Revival

Challenging times lay ahead when singing resumed in 1946 and sadly some loyal choristers never returned. Baritone Bill Raynor was one – he had served with the Royal Corps of Signals in Burma and as a victim of the horrors of the Bangkok/Siam railway atrocities is buried in Thanbyuzayat War Cemetery, with four thousand other allied prisoners of war. Sam Best was no longer a young man but his decision to return to lead the choir after the war was vital to its survival until his retirement in 1949. However, numbers were down, sometimes barely into double figures at concerts during the fifties. A photo of the 1952 Concert shows just 18 singers plus conductor and accompanist. The choir faced competition from changing lifestyles with new alternatives such as television but was fortunate in that a core of determined men and a loyal community following helped the choir to soldier on.

The choir was a small but tight unit and made progress between 1949 and 1956 under Cyril Sanday, a good conductor with a sense of humour. Once while conducting a lively piece his baton flew into the audience whereupon he vowed to practise conducting with a boomerang! An old tradition was re-established when a 37-seater bus took the choir to Mablethorpe in 1950, an annual event which continued for a number of years.  The Carlton Annual Concerts were popular, with the choir showing enterprise in its choice of guests, which included Kathleen Mitchell (Elocutionist), Tom Jones (Humorist), John Roberts (ventriloquist), Tommy (dummy) and magician Eric Newton, the ‘Mapperley Mystic’, who later joined the choir. In the mid fifties the choir was subjected to a takeover bid! Nottinghamshire Education Committee offered to supply a conductor, provide all music and a room for rehearsals, but it would also mean that the choir would lose it identity as it would become a further education class. The choir decided to soldier on and this was perhaps a turning point in its fortunes.

After a decade of fighting for survival, the tide began to turn with the arrival in 1956 of Norman Edgar. He is said to have “brought a wealth of musical knowledge and a youthful, friendly and positively firm direction – and membership began to increase with an improvement in sound quality”. This was the start of a revival: numbers began to grow, though slowly at first, performance improved and audiences were bigger. The 1960 Annual Concert, in aid of the Carlton Old People’s Welfare Funds, was so popular that some of the audience of over 300 had to stand. Secretary Albert Elliott said “it was the biggest audience and the best concert we have held” and that the choir had almost doubled its numbers in a year. At the end of 1962, however, Norman Edgar left the choir in order to pursue his teaching career.

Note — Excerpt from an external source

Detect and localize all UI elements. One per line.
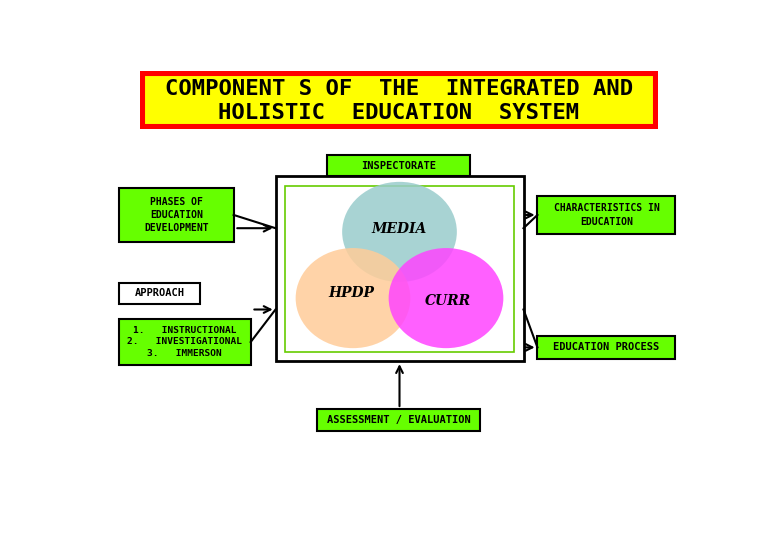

Norman Edgar was succeeded by Albert Finch, Senior Officer with the Notts Fire Brigade and former Conductor of the Fire Brigade MVC. Albert brought with him “new zeal and enthusiasm, firm discipline and a wide musical knowledge”. By now, the choir numbered around 36 and was ready to take further steps forward. These years saw signs of a more professional approach – uniforms, a portable concert platform and the choir’s first Publicity Manager. Albert Finch certainly was not lacking in ambition; he asked the choir if they ‘wished to expand their boundaries or remain parochial and restricted’. Although numbers were generally up, at one time reaching 36 in concert, the pattern was inconsistent and so recruitment, particularly of younger singers, became more of a priority.  In spite of all efforts membership did not hit the forties until 1972. It was in the summer of that year the choir suffered a blow when Albert Finch announced that, now not in the best of health, he was leaving the area and therefore resigning from the choir. The search for a successor was on.